How does masking work in Tensorflow Keras

I have difficulty understanding how exactly masking works in Tensorflow/Keras. On the Keras website (Keras でマスキングとパディングをする  |  TensorFlow Core) they simply say that the neural network layers skip/ignore the masked values but it doesn’t explain how? Does it force the weights to zero? (I know a boolean array is being created but I don’t know how it’s being used)

For example check this simple example:

tf.random.set_seed(1)

embedding = tf.keras.layers.Embedding(input_dim=10, output_dim=3, mask_zero=True)
masked_output = embedding(np.array([[1,2,0]]))
print(masked_output)

I asked the Embedding layer to mask zero inputs. Now look at the output:

tf.Tensor(
[[[ 0.00300496 -0.02925059 -0.01254098]
  [ 0.04872786  0.01087702 -0.03656749]
  [ 0.00446818  0.00290152 -0.02269397]]], shape=(1, 3, 3), dtype=float32)

If you change the “mask_zero” argument to False you get the exact same results. Does anyone know what’s happening behind the scene? Any resources explaining the masking mechanism more thoroughly is highly appreciated.

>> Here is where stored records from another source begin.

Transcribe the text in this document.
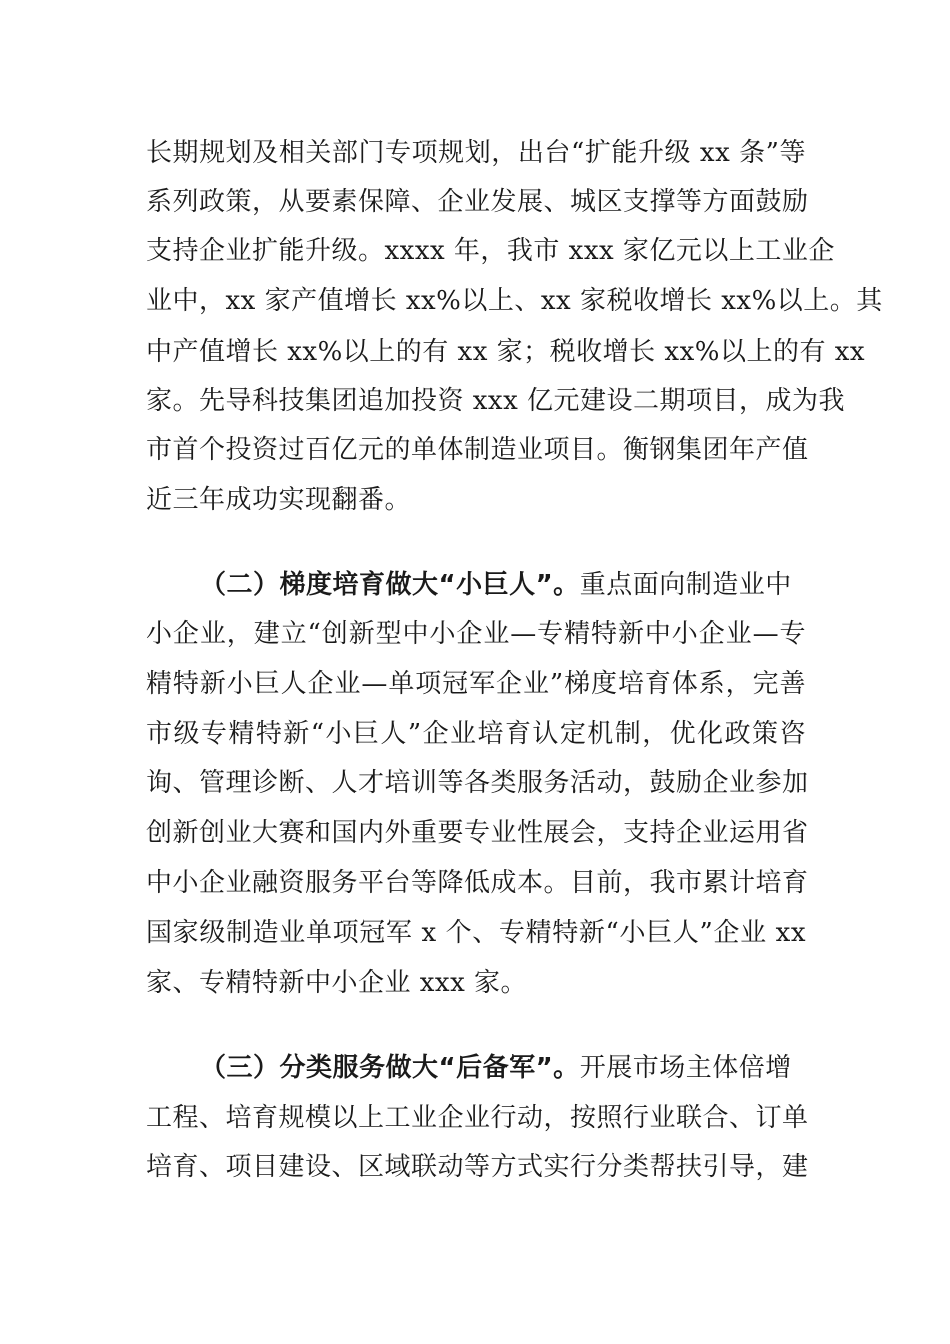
长期规划及相关部门专项规划，出台“扩能升级 xx 条”等
系列政策，从要素保障、企业发展、城区支撑等方面鼓励
支持企业扩能升级。xxxx 年，我市 xxx 家亿元以上工业企
业中，xx 家产值增长 xx%以上、xx 家税收增长 xx%以上。其
中产值增长 xx%以上的有 xx 家；税收增长 xx%以上的有 xx
家。先导科技集团追加投资 xxx 亿元建设二期项目，成为我
市首个投资过百亿元的单体制造业项目。衡钢集团年产值
近三年成功实现翻番。
（二）梯度培育做大“小巨人”。重点面向制造业中
小企业，建立“创新型中小企业—专精特新中小企业—专
精特新小巨人企业—单项冠军企业”梯度培育体系，完善
市级专精特新“小巨人”企业培育认定机制，优化政策咨
询、管理诊断、人才培训等各类服务活动，鼓励企业参加
创新创业大赛和国内外重要专业性展会，支持企业运用省
中小企业融资服务平台等降低成本。目前，我市累计培育
国家级制造业单项冠军 x 个、专精特新“小巨人”企业 xx
家、专精特新中小企业 xxx 家。
（三）分类服务做大“后备军”。开展市场主体倍增
工程、培育规模以上工业企业行动，按照行业联合、订单
培育、项目建设、区域联动等方式实行分类帮扶引导，建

P.S: This is also an example of a full Neural Network which give an identical outcome with and without masking:

tf.random.set_seed(1)
input = np.array([[1,2,0]]) # <--- 0 should be masked and ignored
embedding = tf.keras.layers.Embedding(input_dim=10, output_dim=3, mask_zero=True)
masked_output = embedding(input)
flatten = tf.keras.layers.Flatten()(masked_output)
dense_middle = tf.keras.layers.Dense(4)(flatten)
out = tf.keras.layers.Dense(1)(dense_middle)
print(out)

I looks to me above is ok. The code you show creates the structure of your model aka the graph. And if you run the command masked_output._keras_mask you’ll see the mask has been created: <tf.Tensor: shape=(1, 3), dtype=bool, numpy=array([[ True, True, False]])> and it will actually be used when you start using your graph.

As per as what is going on behind the scene when masking is being used, your mask actually defines some steps to skip (as they explain in the TF webpage you mentioned. So it doesn’t involve complex additional operations, as one can come to think.

Someone on stackexchange made the comment on can think of masking as a form of dropout where the output of a node is nullified.

Also, if useful, the TF team explains in the code definining masking:

Masks a sequence by using a mask value to skip timesteps.
For each timestep in the input tensor (dimension #1 in the tensor),
if all values in the input tensor at that timestep
are equal to `mask_value`, then the timestep will be masked (skipped)
in all downstream layers (as long as they support masking).
If any downstream layer does not support masking yet receives such
an input mask, an exception will be raised.
Example:
Consider a Numpy data array `x` of shape `(samples, timesteps, features)`,
to be fed to an LSTM layer. You want to mask timestep #3 and #5 because you
lack data for these timesteps. You can:
- Set `x[:, 3, :] = 0.` and `x[:, 5, :] = 0.`
- Insert a `Masking` layer with `mask_value=0.` before the LSTM layer:
```python
samples, timesteps, features = 32, 10, 8
inputs = np.random.random([samples, timesteps, features]).astype(np.float32)
inputs[:, 3, :] = 0.
inputs[:, 5, :] = 0.
model = tf.keras.models.Sequential()
model.add(tf.keras.layers.Masking(mask_value=0.,
                                  input_shape=(timesteps, features)))
model.add(tf.keras.layers.LSTM(32))
output = model(inputs)
# The time step 3 and 5 will be skipped from LSTM calculation.
```

Hopefully above is helpful.

Thanks but I still can’t see the math behind these operations. For me neural networks are all about matrix multiplication. Things that I want to know are:

  • 1- whether masking is done by forcing some weights to zero? Is this how dropout works?
  • 2- How is it different than simply using the padded values that are zero without masking (zero times anything is zero again, hence I suppose the answer to my 1st question should be no, because there is no point in forcing the weights to zero when the input is zero itself)
  • 3- I assume masking didn’t suddenly emerge out of thin air, so I want to know who invented the method? Are there any academic papers talking about it?